Behandlung mit Stich

Eltern verlangen immer öfter nach alternativen Therapiemethoden für ihre Kinder. Deshalb wird Akupunktur vermehrt in der Jugendmedizin angewendet. Welche Risiken bestehen – und was Eltern beachten müssen. 
Text: Petra Seeburger 
Tims Mutter hatte alles probiert. Vom Hausarzt über den Augenarzt, den Neurologen, Orthopäden, Endokrinologen bis zum Psychologen. Tim wurde durch die ganze Diagnostikmühle gedreht – MRI, CT, zahlreiche Blutentnahmen und einiges mehr. Laut Ärzten und Befunden ist Tim gesund. Und doch leidet der 11-Jährige seit einem Jahr an schweren Kopfwehattacken. Nur weiss niemand warum. Kommt ein Anfall, muss Tim ins Bett. Er braucht dann starke Schmerzmittel. Den Versuch mit Akupunktur hat schliesslich der Kinderarzt empfohlen. Seit Tim nun akupunktiert wird, werden die Anfälle weniger und schwächer. Akupunktur ist eine Therapieform der Traditionellen Chinesischen Medizin (TCM). In der philosophischen Vorstellung fliesst dabei eine Art Körperenergie durch zwölf Leitbahnen, die für bestimmte Körperfunktionen stehen. Mit Nadeln können diese Energiebahnen beeinflusst werden. So werden energetische Störungen ausgeglichen und die Körperfunktionen reguliert. Rund 365 klassische Akupunkturpunkte sind bekannt.

Akupunktur ohne Nadel

Für die Therapie gibt es verschiedene Methoden: die Nadelakupunktur mit Nadeln aus Stahl, Silber oder Gold sowie die Laserakupunktur und die Punktstimulation, bei denen Laserlicht oder Elektrowellen die Nadeln ersetzen. Shonishin ist eine japanische Form der Akupressur, bei der mit Streich-, Druck-, Vibrations- und Klopftechniken behandelt wird. Varianten ohne Nadeln kommen oft bei der Therapie von Kindern zum Zug. Barbara Grange, die in Winterthur eine Praxis für Akupunktur TCM und Naturheilkunde betreibt, behandelt Kinder und Jugendliche mit Halflaser – einem speziellen Akupunkturlaser: «Diese Methode ist schmerzlos und der Behandlung mit Nadeln absolut ebenbürtig.» Ihrer Meinung nach sollten Kinder und Jugendliche unbedingt ihrem Alter angepasst behandelt werden. Oft werden neben der Akupunktur noch andere Naturheilverfahren wie Homöopathie, Bachblüten oder Kräuter angewendet. Solche Alternativen empfiehlt Barbara Grange auch, wenn Kinder eine Behandlung mit Nadeln ablehnen.

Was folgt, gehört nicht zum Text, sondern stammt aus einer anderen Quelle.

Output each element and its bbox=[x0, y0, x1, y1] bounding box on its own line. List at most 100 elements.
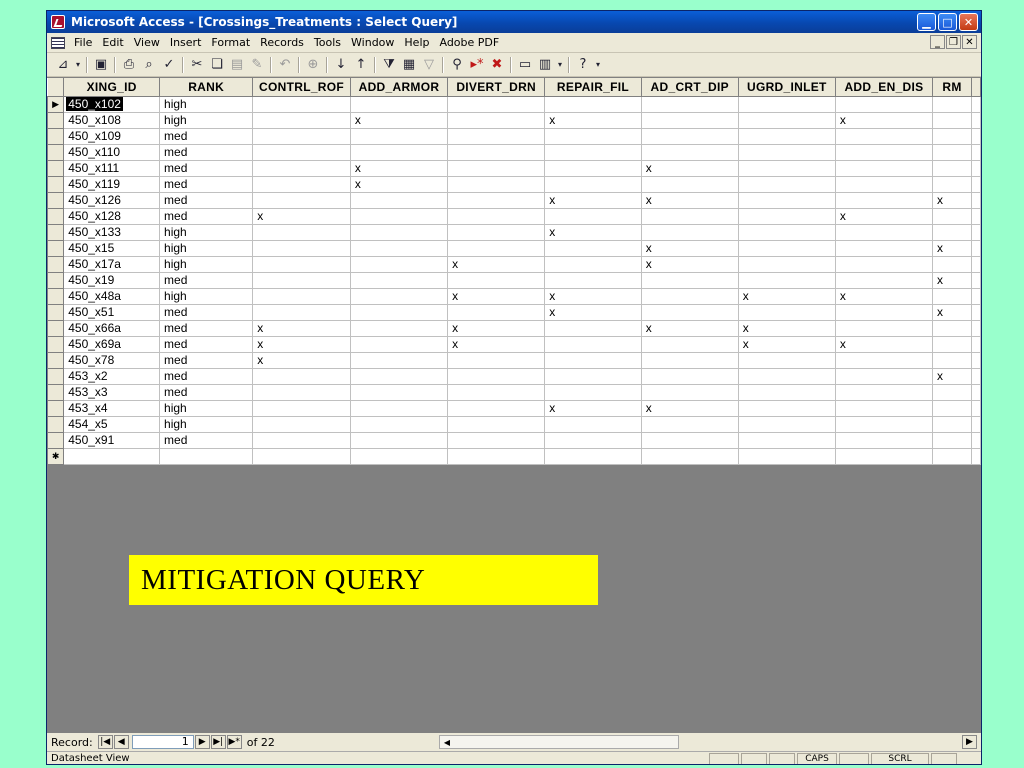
table-cell[interactable] bbox=[932, 112, 972, 129]
table-cell[interactable] bbox=[252, 256, 351, 273]
menu-insert[interactable]: Insert bbox=[165, 36, 207, 49]
menu-view[interactable]: View bbox=[129, 36, 165, 49]
table-cell[interactable] bbox=[640, 176, 739, 193]
table-cell[interactable] bbox=[544, 336, 642, 353]
record-selector[interactable] bbox=[47, 192, 65, 209]
table-cell[interactable]: x bbox=[544, 400, 642, 417]
table-cell[interactable]: x bbox=[737, 288, 836, 305]
record-selector[interactable] bbox=[47, 144, 65, 161]
table-cell[interactable] bbox=[349, 384, 449, 401]
table-row[interactable]: 450_x109 med bbox=[47, 128, 981, 145]
table-cell[interactable]: x bbox=[932, 304, 972, 321]
table-cell[interactable] bbox=[737, 304, 836, 321]
table-cell[interactable] bbox=[640, 304, 739, 321]
table-cell[interactable] bbox=[834, 176, 934, 193]
table-cell[interactable]: x bbox=[252, 320, 351, 337]
table-cell[interactable] bbox=[349, 288, 449, 305]
table-cell[interactable] bbox=[640, 144, 739, 161]
delete-record-icon[interactable]: ✖ bbox=[487, 56, 507, 74]
table-cell[interactable] bbox=[252, 400, 351, 417]
table-cell[interactable] bbox=[349, 240, 449, 257]
record-selector[interactable] bbox=[47, 432, 65, 449]
table-cell[interactable] bbox=[447, 240, 546, 257]
menu-adobe-pdf[interactable]: Adobe PDF bbox=[434, 36, 504, 49]
table-cell[interactable] bbox=[447, 160, 546, 177]
table-cell[interactable] bbox=[932, 416, 972, 433]
table-cell[interactable] bbox=[834, 352, 934, 369]
table-cell[interactable] bbox=[447, 368, 546, 385]
table-cell[interactable] bbox=[447, 96, 546, 113]
new-record-row[interactable]: ✱ bbox=[47, 448, 981, 465]
record-selector[interactable] bbox=[47, 272, 65, 289]
scroll-right-icon[interactable]: ▶ bbox=[962, 735, 977, 749]
table-cell[interactable]: x bbox=[544, 112, 642, 129]
table-cell[interactable]: x bbox=[932, 192, 972, 209]
table-cell[interactable]: x bbox=[640, 400, 739, 417]
record-selector[interactable] bbox=[47, 320, 65, 337]
column-header-contrl-rof[interactable]: CONTRL_ROF bbox=[252, 77, 351, 97]
table-cell[interactable] bbox=[640, 368, 739, 385]
column-header-add-armor[interactable]: ADD_ARMOR bbox=[349, 77, 449, 97]
record-selector[interactable] bbox=[47, 400, 65, 417]
table-row[interactable]: 450_x111 med x x bbox=[47, 160, 981, 177]
table-row[interactable]: 453_x2 med x bbox=[47, 368, 981, 385]
spelling-icon[interactable]: ✓ bbox=[159, 56, 179, 74]
table-cell[interactable]: high bbox=[159, 240, 254, 257]
table-cell[interactable]: 453_x2 bbox=[63, 368, 161, 385]
table-cell[interactable] bbox=[640, 272, 739, 289]
doc-close-button[interactable]: ✕ bbox=[962, 35, 977, 49]
table-cell[interactable] bbox=[252, 128, 351, 145]
table-cell[interactable] bbox=[932, 432, 972, 449]
table-cell[interactable]: 450_x48a bbox=[63, 288, 161, 305]
doc-minimize-button[interactable]: _ bbox=[930, 35, 945, 49]
record-selector[interactable] bbox=[47, 288, 65, 305]
maximize-button[interactable]: □ bbox=[938, 13, 957, 31]
table-cell[interactable]: med bbox=[159, 128, 254, 145]
table-row[interactable]: 450_x15 high x x bbox=[47, 240, 981, 257]
help-icon[interactable]: ? bbox=[573, 56, 593, 74]
table-cell[interactable]: med bbox=[159, 144, 254, 161]
table-cell[interactable]: 450_x126 bbox=[63, 192, 161, 209]
table-cell[interactable] bbox=[544, 416, 642, 433]
table-cell[interactable] bbox=[252, 96, 351, 113]
table-cell[interactable] bbox=[737, 432, 836, 449]
table-cell[interactable] bbox=[447, 208, 546, 225]
table-cell[interactable] bbox=[447, 176, 546, 193]
table-cell[interactable]: med bbox=[159, 272, 254, 289]
table-cell[interactable] bbox=[544, 160, 642, 177]
table-cell[interactable]: x bbox=[834, 112, 934, 129]
table-row[interactable]: 453_x4 high x x bbox=[47, 400, 981, 417]
column-header-ugrd-inlet[interactable]: UGRD_INLET bbox=[737, 77, 836, 97]
table-cell[interactable]: 450_x91 bbox=[63, 432, 161, 449]
table-cell[interactable] bbox=[737, 144, 836, 161]
table-cell[interactable]: x bbox=[544, 224, 642, 241]
menu-help[interactable]: Help bbox=[399, 36, 434, 49]
view-design-icon[interactable]: ⊿ bbox=[53, 56, 73, 74]
table-cell[interactable]: 450_x110 bbox=[63, 144, 161, 161]
table-cell[interactable] bbox=[737, 112, 836, 129]
table-cell[interactable] bbox=[834, 320, 934, 337]
table-cell[interactable] bbox=[834, 368, 934, 385]
table-cell[interactable]: x bbox=[737, 320, 836, 337]
table-row[interactable]: 450_x78 med x bbox=[47, 352, 981, 369]
table-cell[interactable] bbox=[349, 144, 449, 161]
record-selector[interactable] bbox=[47, 304, 65, 321]
table-cell[interactable] bbox=[447, 384, 546, 401]
table-cell[interactable]: high bbox=[159, 288, 254, 305]
table-cell[interactable] bbox=[834, 384, 934, 401]
table-row[interactable]: 450_x126 med x x x bbox=[47, 192, 981, 209]
next-record-button[interactable]: ▶ bbox=[194, 735, 210, 749]
record-selector[interactable] bbox=[47, 336, 65, 353]
column-header-repair-fil[interactable]: REPAIR_FIL bbox=[544, 77, 642, 97]
table-cell[interactable] bbox=[737, 208, 836, 225]
table-cell[interactable] bbox=[544, 240, 642, 257]
table-cell[interactable]: x bbox=[932, 272, 972, 289]
table-cell[interactable] bbox=[932, 336, 972, 353]
table-cell[interactable] bbox=[834, 144, 934, 161]
table-cell[interactable] bbox=[737, 416, 836, 433]
table-cell[interactable]: high bbox=[159, 416, 254, 433]
table-cell[interactable] bbox=[834, 240, 934, 257]
chevron-down-icon[interactable]: ▾ bbox=[555, 56, 565, 74]
first-record-button[interactable]: |◀ bbox=[97, 735, 113, 749]
column-header-xing-id[interactable]: XING_ID bbox=[63, 77, 161, 97]
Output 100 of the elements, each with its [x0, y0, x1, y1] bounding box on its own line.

Ein Vorgespräch zum Erklären und fürs Vertrauen

Für Dr. med. Johannes Fleckenstein, Dozent für Traditionelle Chinesische Medizin/Akupunktur an der Universität Bern, sind Akupunkturnadeln auch bei Kindern anwendbar, besonders ab dem Alter der ersten Primarschulklasse. «Spezielle dünne Akupunkturnadeln mit Führungsröhrchen reduzieren den Schmerzreiz beim Einstich», sagt er. «Vorher braucht es aber ein Gespräch, bei dem das Vorgehen erklärt wird, damit das Kind versteht, was passiert, und Vertrauen gewinnt.» In der Behandlung von Säuglingen und Kleinkindern werde sehr häufig ein Akupunkturlaser verwendet. Studien lassen darauf schliessen, dass die Nadel- und die Laserstimulation der blossen Berührung wie bei der Akupressur überlegen ist – vor allem in der Schmerztherapie. «Klinische Berichte sind bezüglich der Wirksamkeit sehr überzeugend», sagt Dr. Fleckenstein.

Kaum Nebenwirkungen

Nach den Indikationen gefragt, betont der Arzt und TCM-Spezialist, dass Schmerzbehandlungen, beispielsweise bei Kopfschmerzen, Magen-Darm-Beschwerden, Allergien oder bei Neurodermitis, im Vordergrund stehen. Studien belegen auch eine gute Wirksamkeit bei Menstruationsproblemen pubertierender Mädchen. Die Naturheilärztin Barbara Grange behandelt in ihrer Praxis viele Kinder mit Schulschwierigkeiten, Konzentrationsstörungen oder Motivationsproblemen. Sie betont, dass sich eine westliche medizinische Behandlung und die Akupunktur gut ergänzen lassen.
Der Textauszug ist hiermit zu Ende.